Il alla donc à la cuisine, avala du café froid, et, de nouveau, à la fenêtre, il songea à l’amour, à la mort, à la guerre. Puis, comme le ciel s’éclairait d’une première lueur, il s’aperçut qu’il faisait frais. Et cette fois il but du café chaud. Des journaux lui tombèrent sous la main : il n’en avait pas lu depuis trois jours ; il y fit deux découvertes : d’abord la date : 14 juillet ; ensuite que des troupes du front allaient défiler sous ses fenêtres.

— Par exemple !

Et il en eut une vraie joie.

Il était cinq heures et demie. On marchait déjà sur le boulevard ; des voix montaient. Des gens s’arrêtèrent pour occuper les bancs. Puis des soldats vinrent, territoriaux qui firent la haie le long des trottoirs. On les interrogea :

— À quelle heure que ça doit passer ?

Et comme ils ne savaient rien, paisiblement, on se groupa derrière eux pour attendre.

La foule s’ébauchait. C’était un matin sans chaleur, un peu humide : une buée légère marquait la première émotion de la grande ville.

Au bout d’une heure, Grandgoujon, nerveux, réveilla le petit, et le conduisit sur le balcon. Des deux mains, l’enfant s’accrocha à la rampe : il avait les cheveux mêlés et les yeux fixes.

— Tu vas voir, lui dit Grandgoujon, passer des soldats… des soldats comme moi et le brave homme qui t’a amené… C’est ma maman à moi qui aurait été heureuse ce matin : elle les aimait tant ! Car ces soldats que tu vas voir se sont éreintés pour nous, pour toi, comprends-tu, pour que tu n’aies pas un petit casque à pointe sur la caboche !… Mais ris donc quand je te dis des choses drôles : tu es sérieux comme le Pape !

Le petit regardait, pétrifié. Et Grandgoujon ne sut jamais si ce spectacle de la rue le glaçait d’horreur ou l’emplissait d’une joie sacrée.

Sur le balcon de Madame des Sablons, au-dessus, on entendait parler. Grandgoujon n’osait pas renverser la tête pour voir. Elle avait des amis. Colomb ? Moquerard ? S’il montait, lui aussi ? Mais il se dit : « Je serai plus fort en restant. »

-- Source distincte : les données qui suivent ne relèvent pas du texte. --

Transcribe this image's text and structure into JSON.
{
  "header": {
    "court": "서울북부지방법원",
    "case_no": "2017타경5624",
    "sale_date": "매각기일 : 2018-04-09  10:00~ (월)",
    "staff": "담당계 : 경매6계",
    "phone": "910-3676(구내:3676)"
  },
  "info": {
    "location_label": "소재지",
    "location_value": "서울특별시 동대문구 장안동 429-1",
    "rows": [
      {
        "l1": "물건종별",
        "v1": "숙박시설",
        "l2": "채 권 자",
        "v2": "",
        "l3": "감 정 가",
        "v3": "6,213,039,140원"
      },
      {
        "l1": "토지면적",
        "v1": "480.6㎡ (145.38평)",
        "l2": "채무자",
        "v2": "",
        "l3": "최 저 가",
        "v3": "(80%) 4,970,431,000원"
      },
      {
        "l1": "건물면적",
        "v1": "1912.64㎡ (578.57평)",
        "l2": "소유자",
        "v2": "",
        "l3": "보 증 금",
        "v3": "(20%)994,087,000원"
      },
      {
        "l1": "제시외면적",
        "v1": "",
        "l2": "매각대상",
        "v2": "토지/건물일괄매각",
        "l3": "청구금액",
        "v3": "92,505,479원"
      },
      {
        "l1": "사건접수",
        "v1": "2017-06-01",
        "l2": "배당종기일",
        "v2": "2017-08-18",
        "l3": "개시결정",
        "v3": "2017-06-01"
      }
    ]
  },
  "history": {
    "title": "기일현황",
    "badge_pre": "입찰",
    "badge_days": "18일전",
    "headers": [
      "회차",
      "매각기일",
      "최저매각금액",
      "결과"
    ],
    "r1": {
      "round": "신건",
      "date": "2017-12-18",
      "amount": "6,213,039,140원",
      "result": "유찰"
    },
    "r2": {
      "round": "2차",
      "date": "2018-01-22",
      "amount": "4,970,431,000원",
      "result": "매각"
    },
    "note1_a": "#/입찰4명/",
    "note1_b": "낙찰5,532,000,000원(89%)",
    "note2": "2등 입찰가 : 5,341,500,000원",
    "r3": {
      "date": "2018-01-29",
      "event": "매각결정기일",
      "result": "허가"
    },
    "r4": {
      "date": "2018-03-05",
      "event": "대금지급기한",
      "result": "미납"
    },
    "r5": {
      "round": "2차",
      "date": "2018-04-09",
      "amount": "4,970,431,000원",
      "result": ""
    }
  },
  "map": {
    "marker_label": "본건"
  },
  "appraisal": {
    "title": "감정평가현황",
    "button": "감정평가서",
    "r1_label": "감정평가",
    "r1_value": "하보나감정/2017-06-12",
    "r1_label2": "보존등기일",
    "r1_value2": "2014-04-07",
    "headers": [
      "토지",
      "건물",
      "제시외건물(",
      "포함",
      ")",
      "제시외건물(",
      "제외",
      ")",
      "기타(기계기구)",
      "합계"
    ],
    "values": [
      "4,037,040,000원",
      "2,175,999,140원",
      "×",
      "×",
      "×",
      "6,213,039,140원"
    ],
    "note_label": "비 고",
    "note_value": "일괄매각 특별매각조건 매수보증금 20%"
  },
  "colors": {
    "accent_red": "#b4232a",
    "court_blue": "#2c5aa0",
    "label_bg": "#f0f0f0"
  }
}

Brusquement il éternua, et, soulagé :

— Et puis… je ne veux plus m’occuper d’histoires de femmes ! Si je me décidais pour une, j’aurais tout de suite envie d’une autre. Quels yeux avait cette petite d’hier soir ! Et un cou de tourterelle ! C’est tout de même épatant, ce monde du théâtre !… Ah ! sans la guerre, la vie était riche : il n’y avait qu’à regarder pour aimer.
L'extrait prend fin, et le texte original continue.